Seeing how that laptops get the 14.4V @ 4800mAh ratings, I may use the same idea, have 1 9V cell in series with a parallel set of 9V cells. Has anyone ever done this?

Example:
B = 9V battery assumed @ 200mAh

B1 + B2 = 9V @ 400mAh

B1B2 + B3 = 18V @ 400mAh.

Does this make sense?

 

No, that sounds fine, and lines up with what SgtWookie said. The OP, on the other hand, appears to have thought at first that 12 1.2V 800mAh cells could be used in series to make a 9.6V, 9600mAh battery, which is not right.

Ok hang on a minute, SgtWookie stated that the batteries in series double in voltage & parallel batteries double in current capacity, while Georacer stated that the E(parallel) = E(series)... If they are the derrived to be the same, then how can it be correct to what SgtWookie stated?

 

Ok hang on a minute, SgtWookie stated that the batteries in series double in voltage & parallel batteries double in current capacity, while Georacer stated that the E(parallel) = E(series)... If they are the derrived to be the same, then how can it be correct to what SgtWookie stated?

I think that Georacer means E for Energy, which is the same in each case.

Parallel cells have more Ah, series cells have more voltage, but the same energy can be stored if an equal number of cells is used.

 

Alright. Thanks for the clarification.

Back on track with the leds, I think that I will go with 3 of the leds, use 4 9V cells, 2 packs of parallel cells wired together in series, that should give me about 800mAh at 18V. Has anyone ever done this and confirmed it to work?

 

Energizer and Duracell are American name-brand batteries.
Their 9V alkaline batteries are 625mAh when the current is only 25mA and the battery is run down to only 4.8V.
Realistically they have a capacity of only 267mAh when the current is 100mA and the battery runs down to 7.2V. Then two in parallel have a capacity of 534mAh.
I am not talking about cheap Chinese batteries that cost only $1.00 at The Dollar Store.

At 100mA, four series/parallel batteries will last for about 534/20= 27 (+12% because the current slowly drops)= 30 hours and the dimming during that time will not be much.
At 20mA, four series/parallel batteries will last for about 53 hours.

 

Energizer and Duracell are American name-brand batteries.
Their 9V alkaline batteries are 625mAh when the current is only 25mA and the battery is run down to only 4.8V.
Realistically they have a capacity of only 267mAh when the current is 100mA and the battery runs down to 7.2V. Then two in parallel have a capacity of 534mAh.
I am not talking about cheap Chinese batteries that cost only $1.00 at The Dollar Store.
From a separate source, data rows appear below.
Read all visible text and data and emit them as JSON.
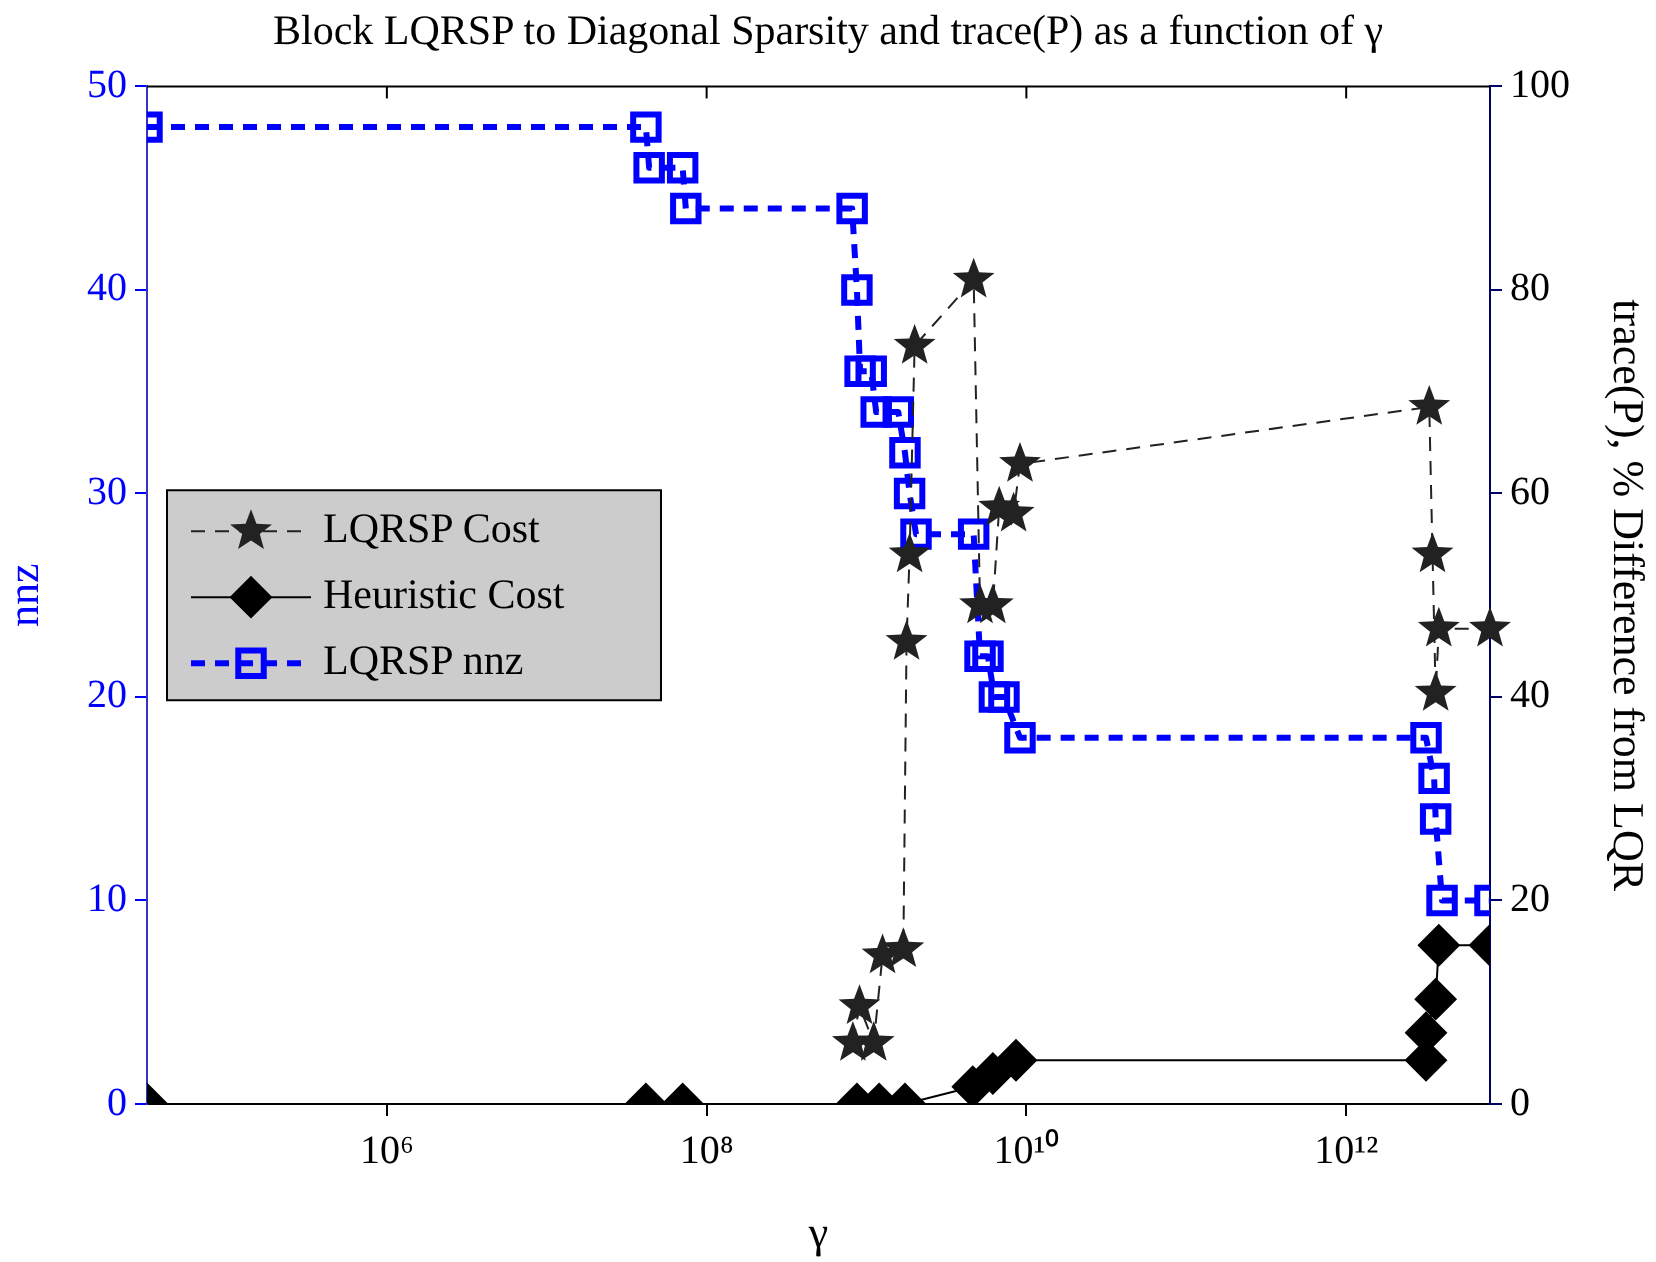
{
  "chart_data": {
    "type": "line",
    "title": "Block LQRSP to Diagonal Sparsity and trace(P) as a function of γ",
    "xlabel": "γ",
    "ylabel": "nnz",
    "y2label": "trace(P), % Difference from LQR",
    "log": "x",
    "xlim": [
      31600,
      7940000000000.0
    ],
    "xticks": [
      {
        "value": 1000000.0,
        "label": "10⁶"
      },
      {
        "value": 100000000.0,
        "label": "10⁸"
      },
      {
        "value": 10000000000.0,
        "label": "10¹⁰"
      },
      {
        "value": 1000000000000.0,
        "label": "10¹²"
      }
    ],
    "ylim": [
      0,
      50
    ],
    "yticks": [
      0,
      10,
      20,
      30,
      40,
      50
    ],
    "y2lim": [
      0,
      100
    ],
    "y2ticks": [
      0,
      20,
      40,
      60,
      80,
      100
    ],
    "grid": false,
    "legend": "left",
    "series": [
      {
        "name": "LQRSP Cost",
        "color": "#222222",
        "axis": "y2",
        "marker": "star",
        "line_style": "dashed",
        "x": [
          822000000.0,
          904000000.0,
          1110000000.0,
          1260000000.0,
          1700000000.0,
          1780000000.0,
          1860000000.0,
          2000000000.0,
          4680000000.0,
          5130000000.0,
          6170000000.0,
          6760000000.0,
          8320000000.0,
          9120000000.0,
          3310000000000.0,
          3470000000000.0,
          3630000000000.0,
          3800000000000.0,
          7940000000000.0
        ],
        "values": [
          6,
          9.6,
          6,
          14.6,
          15.2,
          45.4,
          54,
          74.5,
          81,
          49,
          49,
          58.6,
          58,
          62.9,
          68.5,
          54,
          40.4,
          46.7,
          46.7
        ]
      },
      {
        "name": "Heuristic Cost",
        "color": "#000000",
        "axis": "y2",
        "marker": "diamond",
        "line_style": "solid",
        "x": [
          31600,
          41700000.0,
          70800000.0,
          871000000.0,
          1200000000.0,
          1740000000.0,
          4620000000.0,
          6170000000.0,
          8610000000.0,
          3160000000000.0,
          3160000000000.0,
          3630000000000.0,
          3800000000000.0,
          7940000000000.0
        ],
        "values": [
          0,
          0,
          0,
          0,
          0,
          0,
          1.7,
          3,
          4.3,
          4.3,
          7,
          10.3,
          15.6,
          15.6
        ]
      },
      {
        "name": "LQRSP nnz",
        "color": "#0000ff",
        "marker": "square",
        "line_style": "dashed",
        "x": [
          31600,
          41700000.0,
          43700000.0,
          70800000.0,
          74100000.0,
          813000000.0,
          871000000.0,
          912000000.0,
          1070000000.0,
          1150000000.0,
          1580000000.0,
          1740000000.0,
          1860000000.0,
          2040000000.0,
          4680000000.0,
          5130000000.0,
          5750000000.0,
          6310000000.0,
          7240000000.0,
          9120000000.0,
          3160000000000.0,
          3550000000000.0,
          3630000000000.0,
          3980000000000.0,
          7940000000000.0
        ],
        "values": [
          48,
          48,
          46,
          46,
          44,
          44,
          40,
          36,
          36,
          34,
          34,
          32,
          30,
          28,
          28,
          22,
          22,
          20,
          20,
          18,
          18,
          16,
          14,
          10,
          10
        ]
      }
    ]
  }
}
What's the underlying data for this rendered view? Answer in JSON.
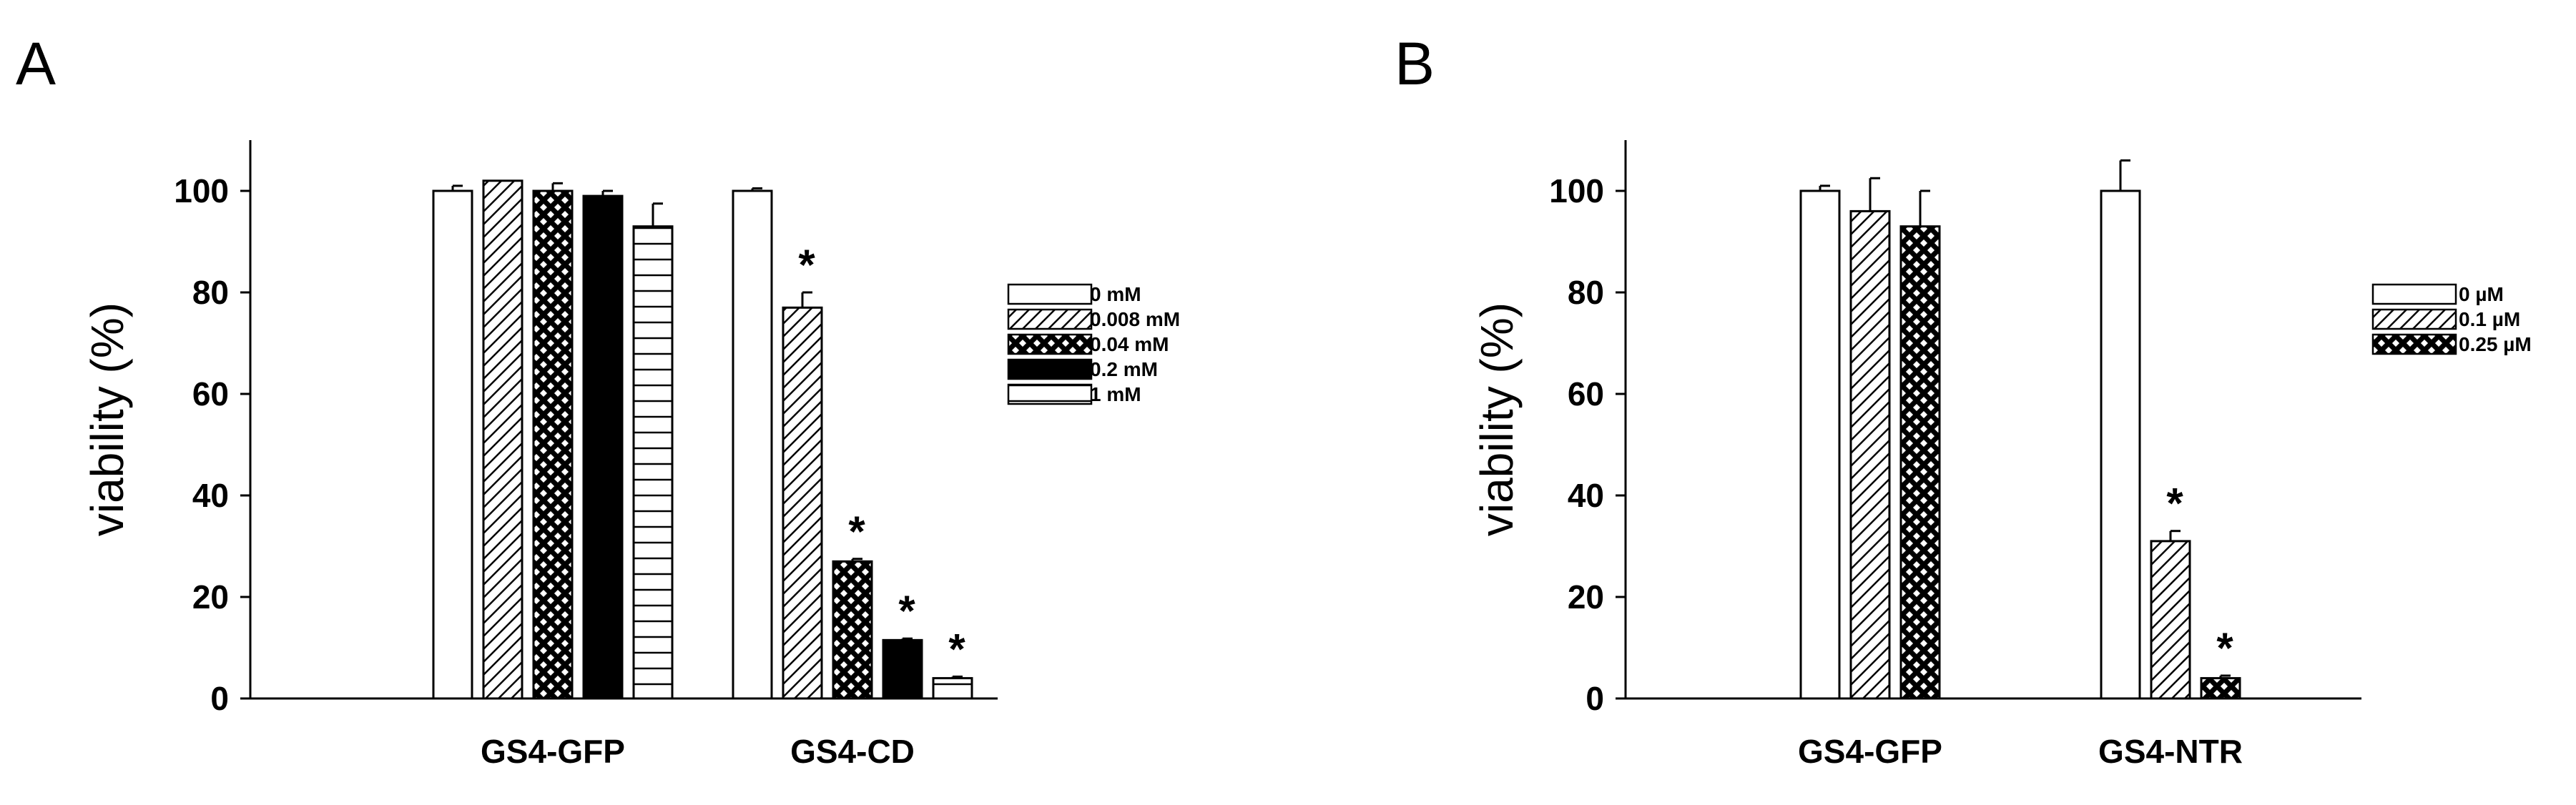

At 100mA, four series/parallel batteries will last for about 534/20= 27 (+12% because the current slowly drops)= 30 hours and the dimming during that time will not be much.
At 20mA, four series/parallel batteries will last for about 53 hours.

That sounds great, thank you for this info.

I have completed this project last weekend, it worked out very well! I put everything into a hand held project box with rocker switch for the on/off. 3 leads going to the difference leds were measured out to about 10" at max length & 6" at min length. I used 3 leds and only 2 9v's for now, though I wired it to use 4 as I planned from before. I will attached a picture later on showing the results in a dark room.

Thank you to all who gave me insight to finish this project, your help was very valuable to say the least.